Space Services proceeded to accomplish a number of other “firsts” for private space ventures - including receiving the first NASA contract for the launch of payloads aboard private rockets, the first agreement to use a US national launch range, and the introduction of the first commercial land remote sensing satellite mission – but it was Conestoga 1 that opened the way for the development of an American commercial space launch industry.
Shortly after the launch, SSIA founder David Hannah, Jr. was invited to testify before Congress, providing his thoughts and recommendations on what might be done to assist the development of this nascent industry. Mr. Hannah suggested that easing the regulatory path for licensing private launches and launch sites was a first priority. In February, 1984, President Ronald Reagan issued an Executive Order designating the Department of Transportation as the lead regulatory agency for commercial space transportation and in 1984 Congress enacted The Commercial Space Launch Act which today remains as the governing law enabling private space transportation.
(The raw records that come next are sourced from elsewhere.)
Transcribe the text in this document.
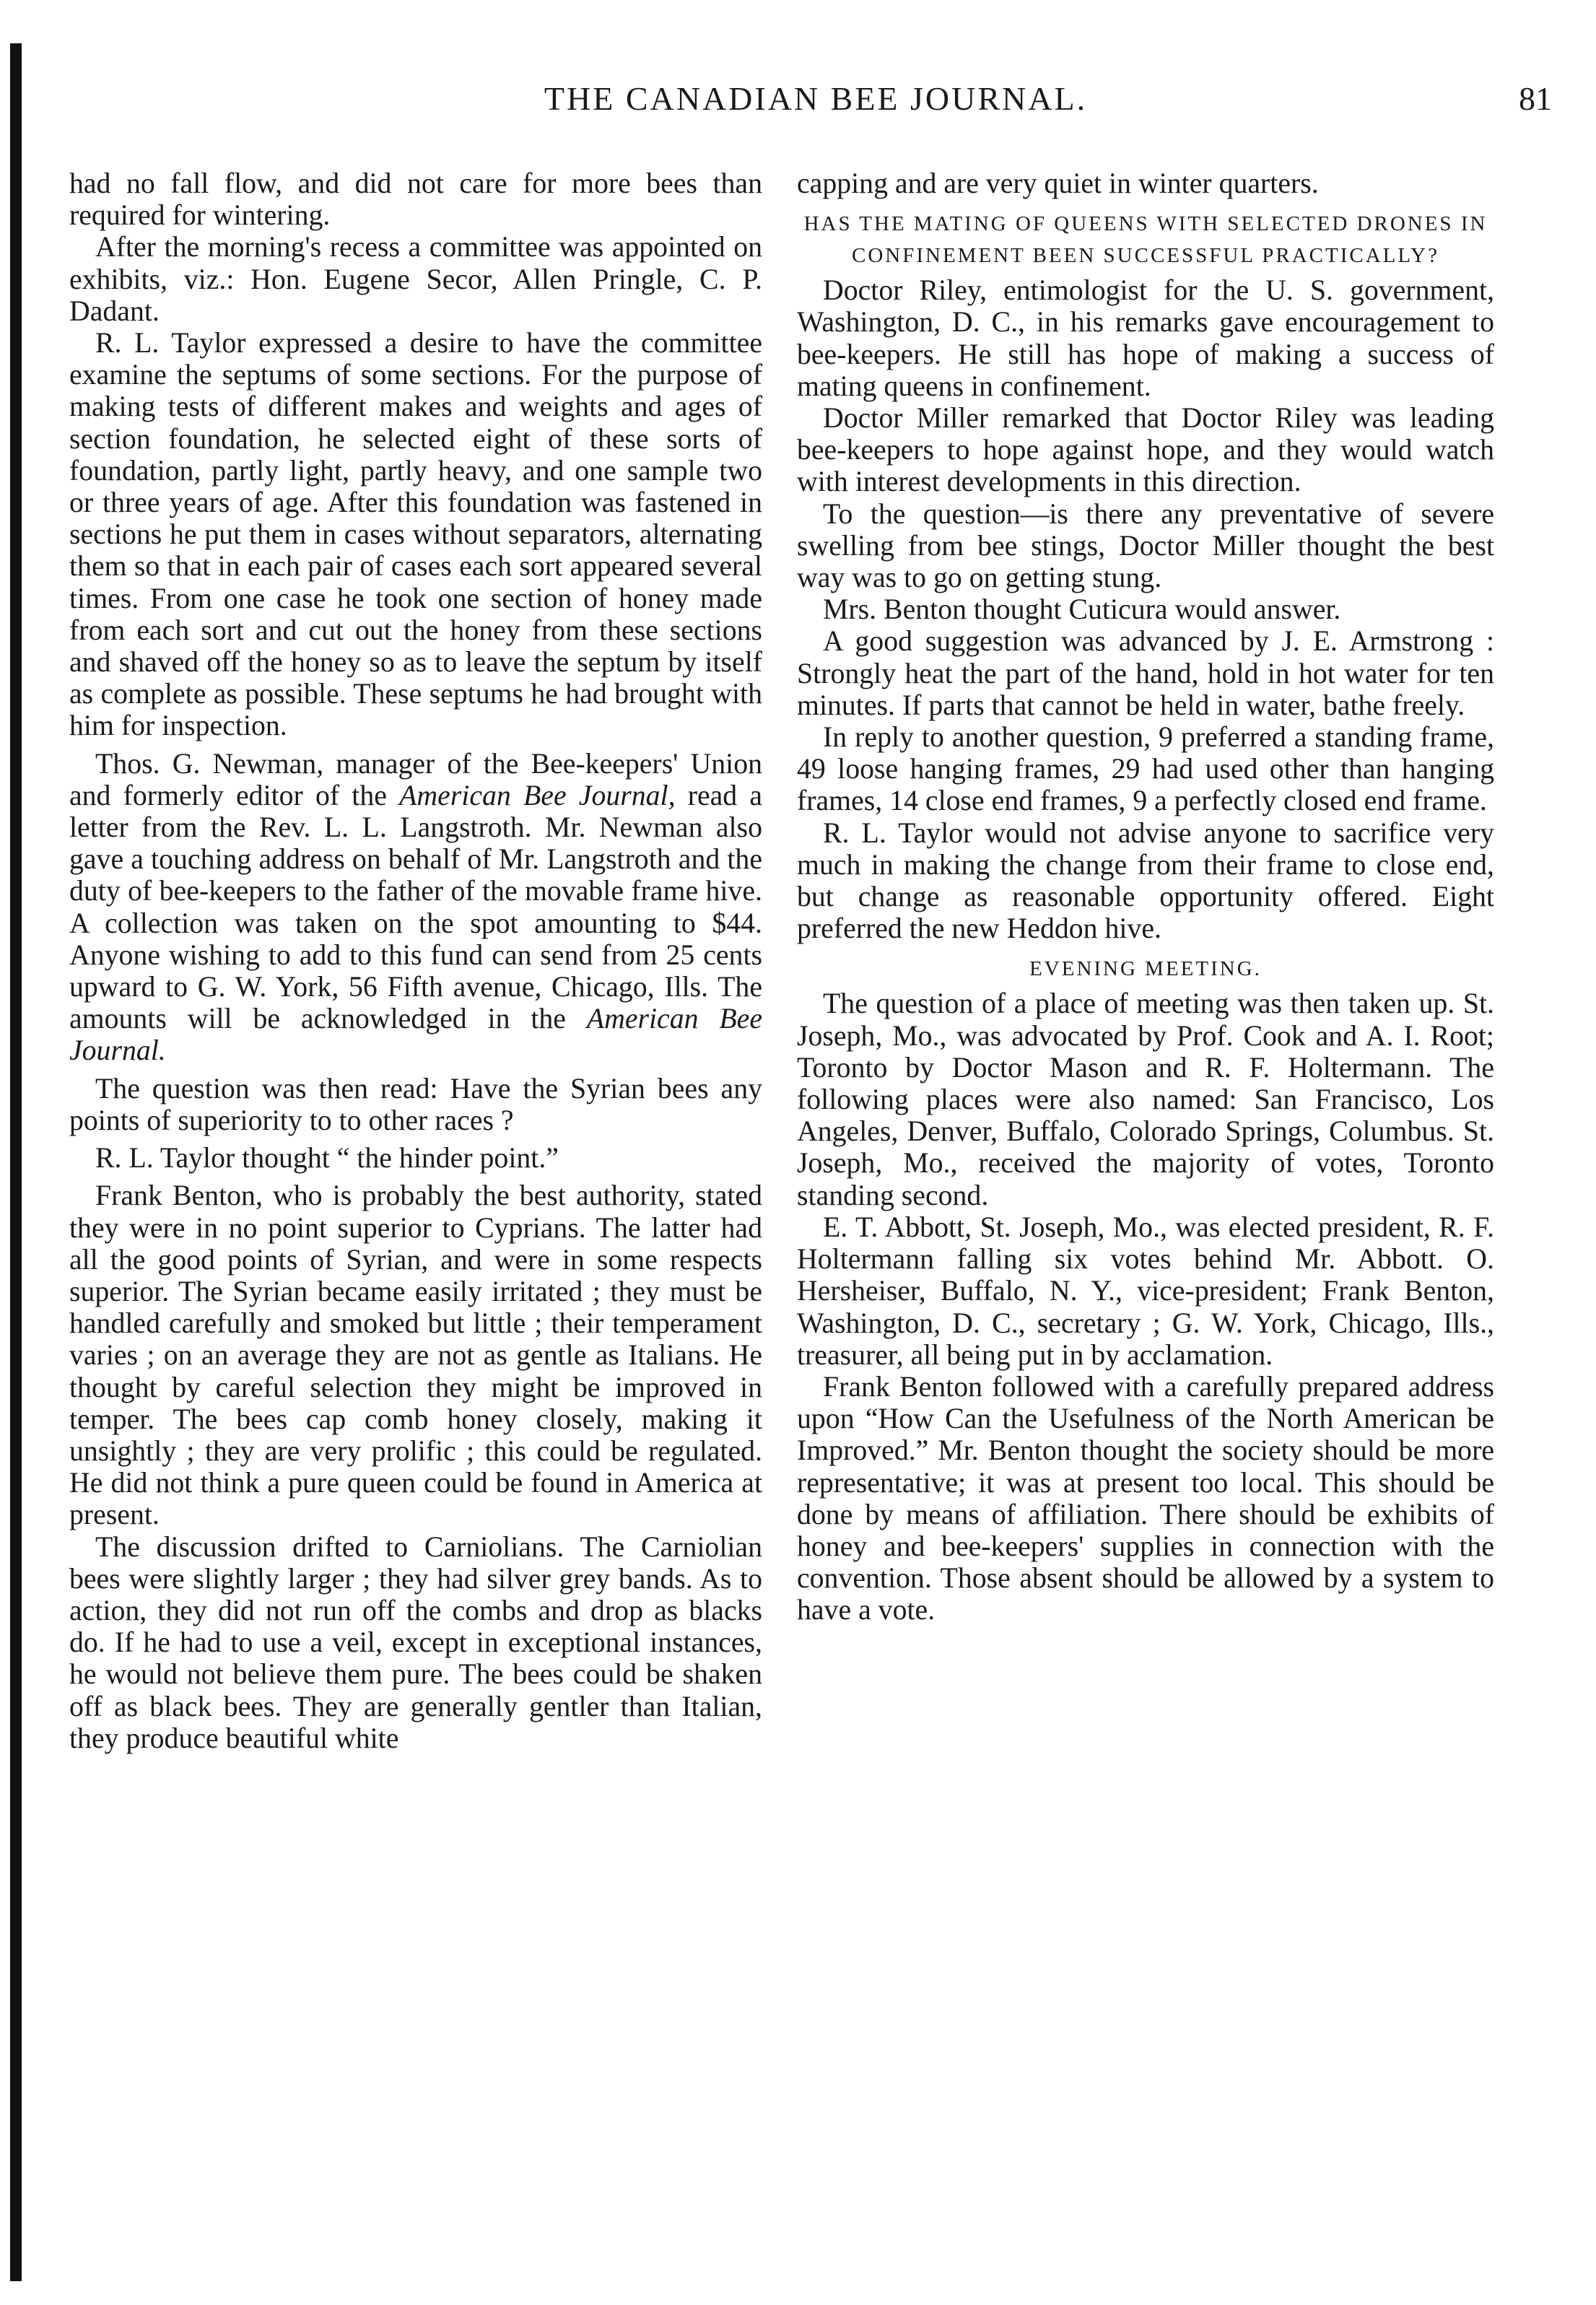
THE CANADIAN BEE JOURNAL.	81

had no fall flow, and did not care for more bees than required for wintering.

After the morning's recess a committee was appointed on exhibits, viz.: Hon. Eugene Secor, Allen Pringle, C. P. Dadant.

R. L. Taylor expressed a desire to have the committee examine the septums of some sections. For the purpose of making tests of different makes and weights and ages of section foundation, he selected eight of these sorts of foundation, partly light, partly heavy, and one sample two or three years of age. After this foundation was fastened in sections he put them in cases without separators, alternating them so that in each pair of cases each sort appeared several times. From one case he took one section of honey made from each sort and cut out the honey from these sections and shaved off the honey so as to leave the septum by itself as complete as possible. These septums he had brought with him for inspection.

Thos. G. Newman, manager of the Bee-keepers' Union and formerly editor of the American Bee Journal, read a letter from the Rev. L. L. Langstroth. Mr. Newman also gave a touching address on behalf of Mr. Langstroth and the duty of bee-keepers to the father of the movable frame hive. A collection was taken on the spot amounting to $44. Anyone wishing to add to this fund can send from 25 cents upward to G. W. York, 56 Fifth avenue, Chicago, Ills. The amounts will be acknowledged in the American Bee Journal.

The question was then read: Have the Syrian bees any points of superiority to to other races ?

R. L. Taylor thought “ the hinder point.”

Frank Benton, who is probably the best authority, stated they were in no point superior to Cyprians. The latter had all the good points of Syrian, and were in some respects superior. The Syrian became easily irritated ; they must be handled carefully and smoked but little ; their temperament varies ; on an average they are not as gentle as Italians. He thought by careful selection they might be improved in temper. The bees cap comb honey closely, making it unsightly ; they are very prolific ; this could be regulated. He did not think a pure queen could be found in America at present.

The discussion drifted to Carniolians. The Carniolian bees were slightly larger ; they had silver grey bands. As to action, they did not run off the combs and drop as blacks do. If he had to use a veil, except in exceptional instances, he would not believe them pure. The bees could be shaken off as black bees. They are generally gentler than Italian, they produce beautiful white

capping and are very quiet in winter quarters.

HAS THE MATING OF QUEENS WITH SELECTED DRONES IN CONFINEMENT BEEN SUCCESSFUL PRACTICALLY?

Doctor Riley, entimologist for the U. S. government, Washington, D. C., in his remarks gave encouragement to bee-keepers. He still has hope of making a success of mating queens in confinement.

Doctor Miller remarked that Doctor Riley was leading bee-keepers to hope against hope, and they would watch with interest developments in this direction.

To the question—is there any preventative of severe swelling from bee stings, Doctor Miller thought the best way was to go on getting stung.

Mrs. Benton thought Cuticura would answer.

A good suggestion was advanced by J. E. Armstrong : Strongly heat the part of the hand, hold in hot water for ten minutes. If parts that cannot be held in water, bathe freely.

In reply to another question, 9 preferred a standing frame, 49 loose hanging frames, 29 had used other than hanging frames, 14 close end frames, 9 a perfectly closed end frame.

R. L. Taylor would not advise anyone to sacrifice very much in making the change from their frame to close end, but change as reasonable opportunity offered. Eight preferred the new Heddon hive.

EVENING MEETING.

The question of a place of meeting was then taken up. St. Joseph, Mo., was advocated by Prof. Cook and A. I. Root; Toronto by Doctor Mason and R. F. Holtermann. The following places were also named: San Francisco, Los Angeles, Denver, Buffalo, Colorado Springs, Columbus. St. Joseph, Mo., received the majority of votes, Toronto standing second.

E. T. Abbott, St. Joseph, Mo., was elected president, R. F. Holtermann falling six votes behind Mr. Abbott. O. Hersheiser, Buffalo, N. Y., vice-president; Frank Benton, Washington, D. C., secretary ; G. W. York, Chicago, Ills., treasurer, all being put in by acclamation.

Frank Benton followed with a carefully prepared address upon “How Can the Usefulness of the North American be Improved.” Mr. Benton thought the society should be more representative; it was at present too local. This should be done by means of affiliation. There should be exhibits of honey and bee-keepers' supplies in connection with the convention. Those absent should be allowed by a system to have a vote.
Today, private firms including SpaceX, Xcor, Blue Origin, and others are actively developing launch systems that may one day launch again into the Texas skies. As Texas looks to be a leader in commercial space, it seems to be timely to claim our rightful heritage as the pioneer in private spaceports and space transportation. The Conestoga 1 launch pad still survives on Matagorda Island, which is now managed by the Texas Parks and Wildlife Department and the U. S. Department of Fish and Wildlife. Designating the launch pad a Texas Historical Site would truly establish Matagorda Island as the Kitty Hawk of the commercial space age and honor the spirit of the Texans who came together to make history on September 9, 1982.